Op dinsdag 23 juni 2009 werd een workshop georganiseerd met de leden van de werkgroep NLBH (
Biomassaforum/Agroconvenant) en
Amsterdam Consultants, in Chalet Helenaheuvel in Doorn.
In twee verschillende groepen is gesproken over de vraag welke ketens relevant zijn, welke eventueel gecombineerd kunnen worden en wat de mogelijke knelpunten zijn. Logistieke vragen die hierbij komen kijken hebben betrekking op het centraal of decentraal verwerken, het al dan niet gebruiken van tussenopslag en de mogelijke inzamelstructuur.
Uit de werkgroepdiscussies kunnen de volgende bevindingen en conclusies worden opgemaakt:
Algemeen:
- Er kunnen drie niveaus van verwerking worden onderscheiden:
1. Centrale verbranding, zoals in Alkmaar of Cuijk
2. Regionale verwerking, zoals in Beesterzwaag
3. Lokale verwerking door particulieren, boeren e.d.
- De koppeling met warmte levert veel rendementswinst op, dit kan vooral regionaal en lokaal voordelen opleveren.
- Overheidssteun is bij de huidige energieprijzen nodig, zowel voor wat betreft de investeringen als de exploitatie van bio-energiecentrales.
- De vrager bepaalt de logistieke keten, waarbij leveringszekerheid van groot belang is. Voor de biomassastromen uit bos en natuur geldt dat deze maximaal ca. 7 maanden per jaar beschikbaar komen, zodat tussenopslag nodig is om te kunnen bufferen.
- Voor wat betreft wet- en regelgeving geldt dat de flora- en faunawet van de randvoorwaarden bepaalt, terwijl milieuwetgeving niet duidelijk is over de status van biomassa. In sommige gevallen wordt dit als afval gezien. Indien biomassa als afval wordt beschouwd moet de logistiek anders worden opgepakt dan indien biomassa als product wordt beschouwd.
T.a.v. de logistieke ketens:
- De volgende ketens hebben een duidelijke relatie en kunnen mogelijk gecombineerd worden:
o Hout- en snoeiafval bos
o Biomassa natuur en landschap
o Snoeiafval infrastructuur
o Snoeiafval stedelijk groen
Voor gemeentes is het interessant om hun groenafval als biomassa af te voeren, waarbij de kosten echter niet hoger mogen zijn.
- Daarnaast zijn er combinaties mogelijk bij het groenafval van consumenten en de land- en tuinbouw, alsmede bij de ketens van resthout en gebruikt hout.

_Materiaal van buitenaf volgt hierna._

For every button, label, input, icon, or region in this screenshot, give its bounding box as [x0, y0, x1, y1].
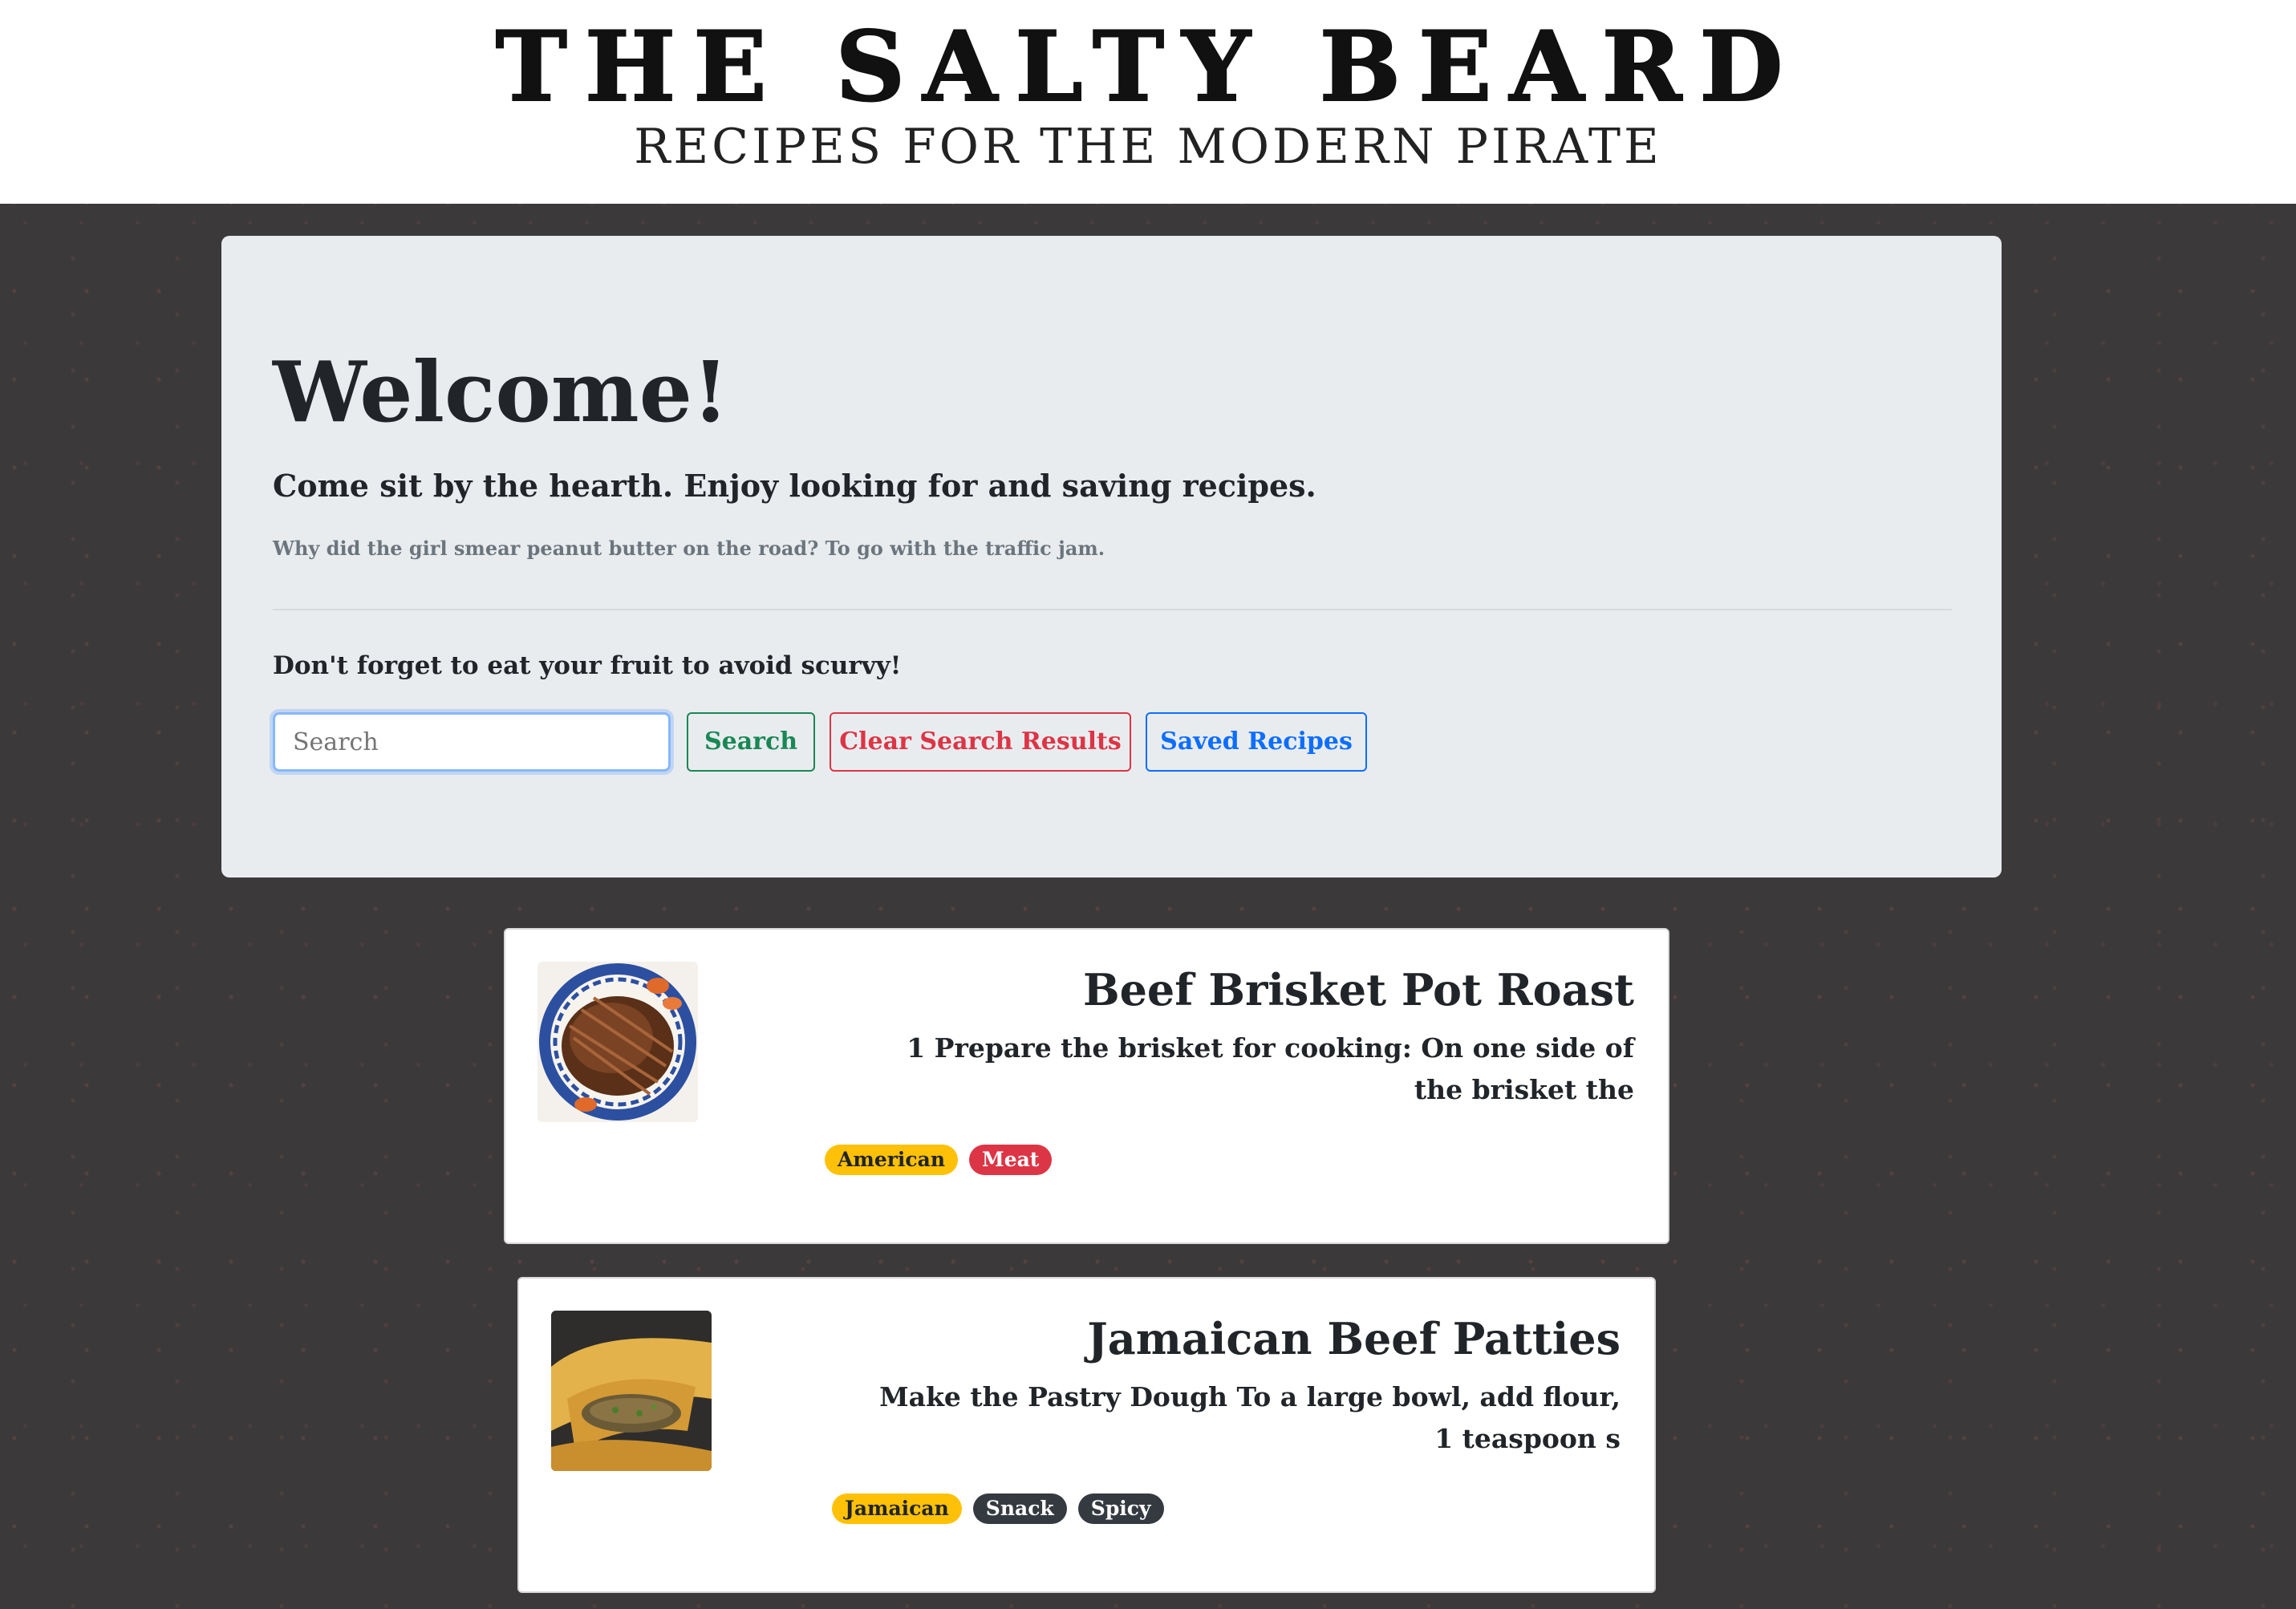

- Voor de inzameling van hout- en snoeiafval in het bos is een andere logistiek interessant, gebaseerd op het versnipperen en laten drogen in het bos. Dit vraagt wel een andere oogstmethode en communicatie met boseigenaren en –gebruikers.
- Voor de kleine bos- en landeigenaren is samenwerking nodig om de inzameling goed te organiseren. Ook verdient het de voorkeur als met bijvoorbeeld Staatsbosbeheer samengewerkt kan worden.
- Naast hout- en snoeiafval zijn er ook een groot aantal andere biomassastromen uit natuur en landschap (maaisel, plagge, ruigte, kraggen) die al dan niet gecombineerd ingezameld moeten gaan worden om de vereiste hoeveelheid biomassa voor energieopwekking te genereren. De logistieke structuur van deze inzameling is nog niet ontwikkeld. Tijdens de workshop zijn deze stromen niet uitgewerkt en vormen derhalve een aandachtspunt voor het vervolg.
M.b.t. de regionale aanpak en het vervolg:
- Ofschoon er geen grote logistieke knelpunten te verwachten zijn, is aandacht voor de logistieke consequenties van de nieuwe biomassastromen toch vereist vanwege:
o De omvang van de stromen (4 miljoen ton per jaar)
o De diversiteit en complexiteit van een aantal van de stromen
o De afstemming tussen aanbod en vraag (seizoensinvloeden, mix van product)
o De mix tussen decentrale en centrale verwerking en eigen productie versus import
- Samenwerking tussen kleine eigenaren van bos en land is nodig, waarbij zoveel mogelijk met de grotere partijen (SBB, NM e.d.) moet worden opgetrokken om schaalvoordelen te bereiken.
- Een sluitende exploitatie is niet mogelijk, subsidies zijn in de huidige markt noodzakelijk. Logistiek is daarbij een belangrijke kostenpost. Door middel van pilots kan nagegaan worden welke logistieke oplossingen het beste voor specifieke stromen en partijen geschikt zijn. Wanneer dit op decentrale verwerking gericht is en er mogelijkheden zijn voor combinatie van stromen, zijn dergelijke pilots interessant voor een regionale benadering vanuit partijen als het platform Agrologistiek of Duurzame Logistiek.